Canada's fifth-largest lender said on Wednesday it had scrapped the $797 million sale of a 66.7% stake in its FirstCaribbean business to GNB Financial after failing to get regulatory approval.
CIBC's inability to exit challenging Caribbean markets reflects the hurdles Canadian banks have faced in making an M&A strategy work. The problem is especially acute now with the banks sitting on combined excess capital of C$70 billion ($55 billion), due to a pandemic moratorium by regulators on share buy backs and increasing dividends.
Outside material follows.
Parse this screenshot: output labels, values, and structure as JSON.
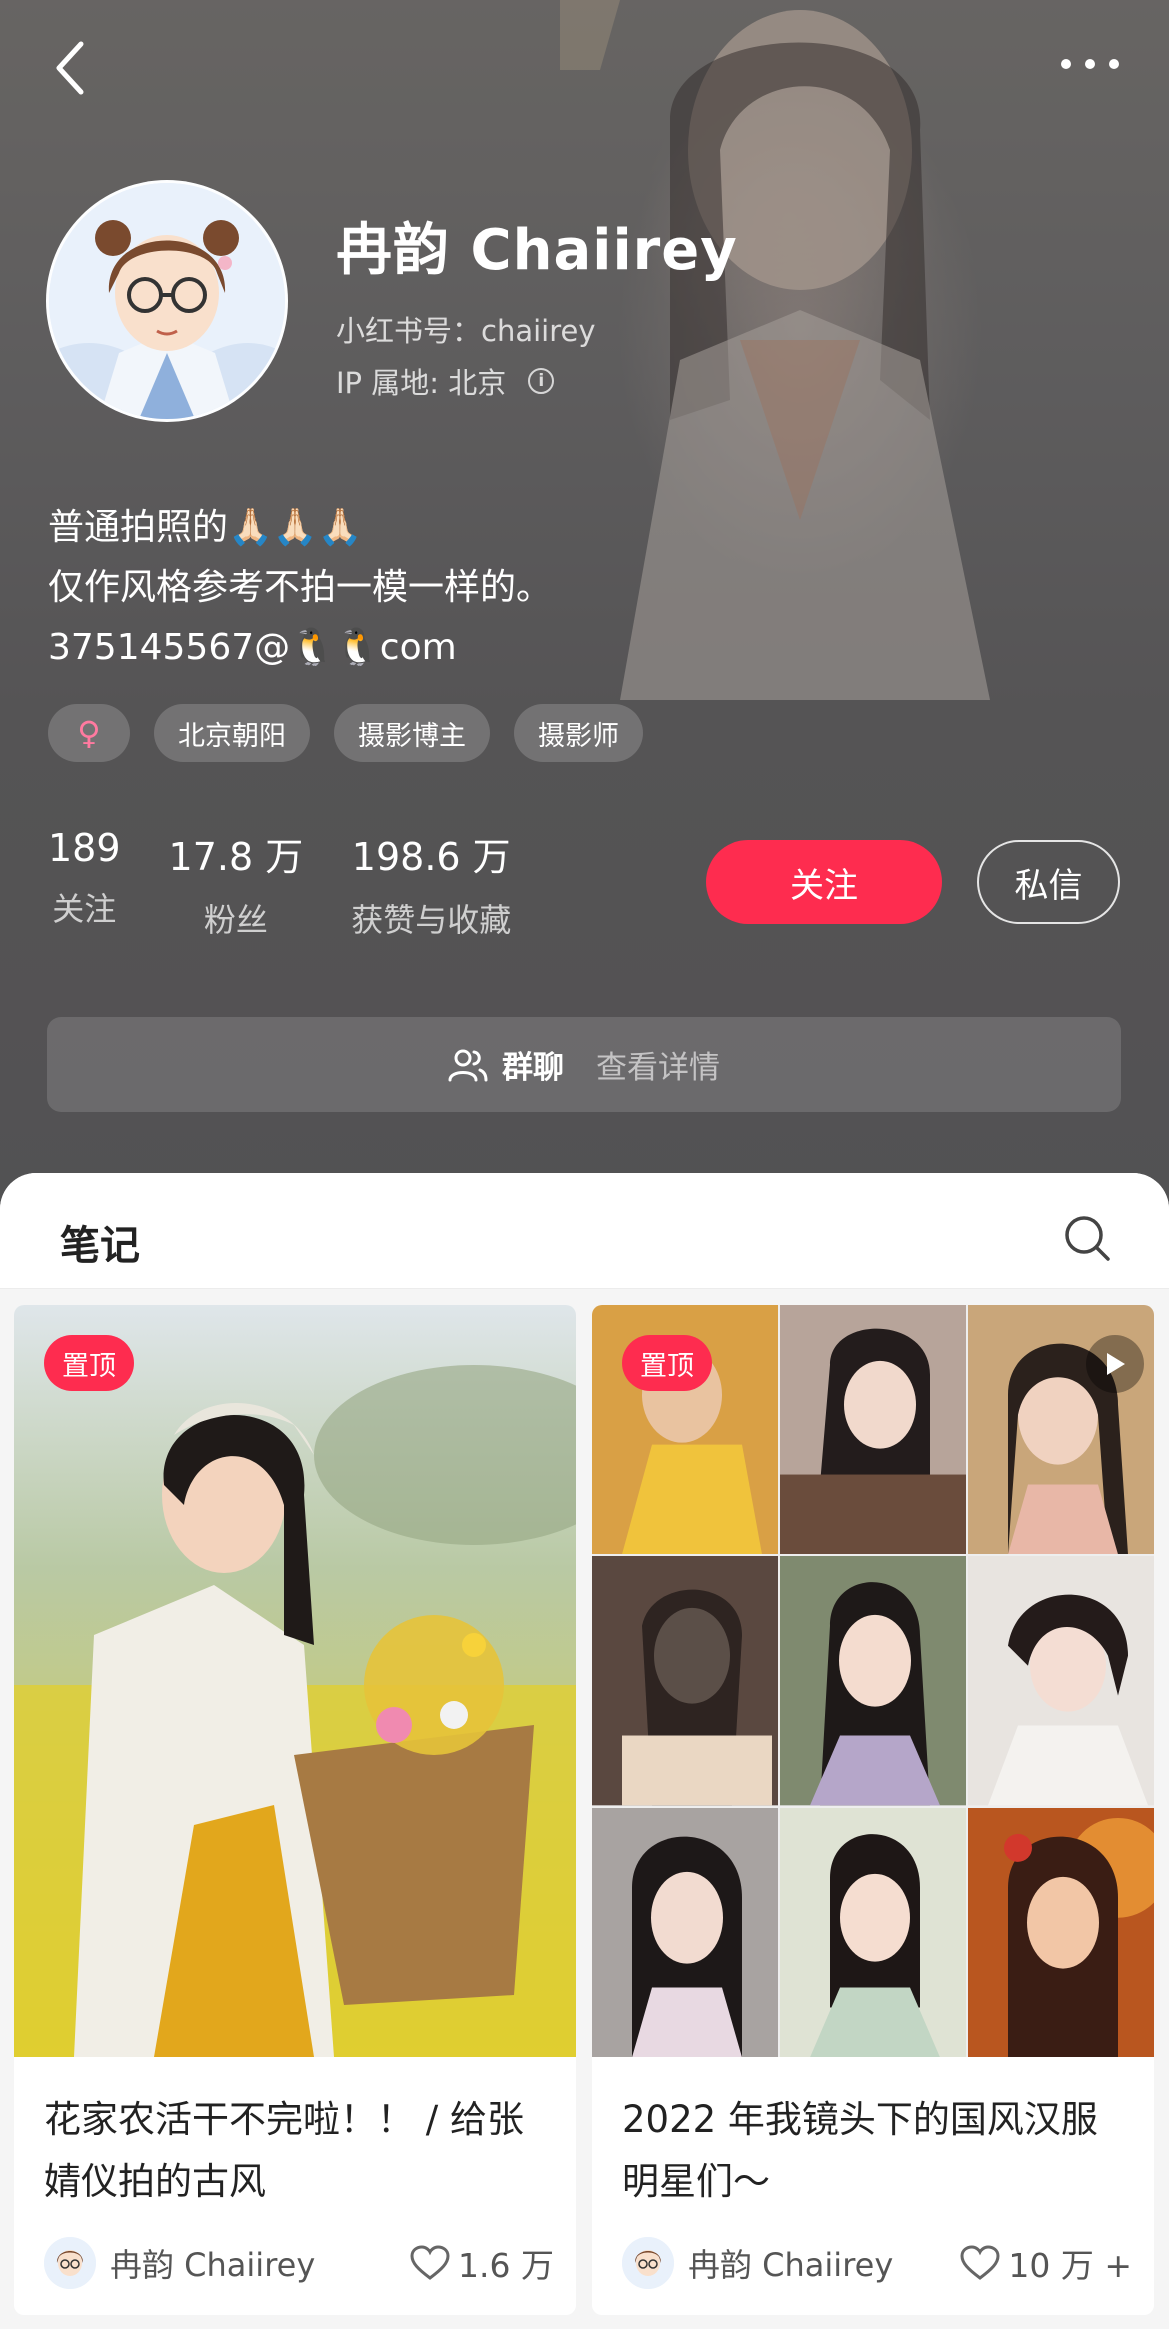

"There have been many instances where the banks have bought something (overseas) and then had to divest because it didn’t pan out from a strategic standpoint,” said Anthony Visano, managing director of Kingwest & Company, which holds some Canadian banks.
CIBC's challenge "is a pretty good proxy for the broader experience," he added.
Bank of Nova Scotia faced similar regulatory opposition when it tried to divest its operations in Antigua and Guyana in 2019, and still owns the latter. Royal Bank of Canada, which announced the sale of its Eastern Caribbean operations in December 2019, has yet to finalize the deal. https://reut.rs/36yVZMb
CIBC's failed sale is a negative as the region faces challenges, Barclay's equity analyst John Aiken said in a research note.
While it will likely take several years for FirstCaribbean to return to its peak contribution of 4% to CIBC's earnings, "in a growth-starved sector, retaining this potential upside is a positive for longer-term shareholders," National Bank Financial analyst Gabriel Dechaine wrote in a note.
CIBC shares rose 1.1% to C$111.53 in morning trading, compared with a 0.1% gain in the Toronto stock benchmark.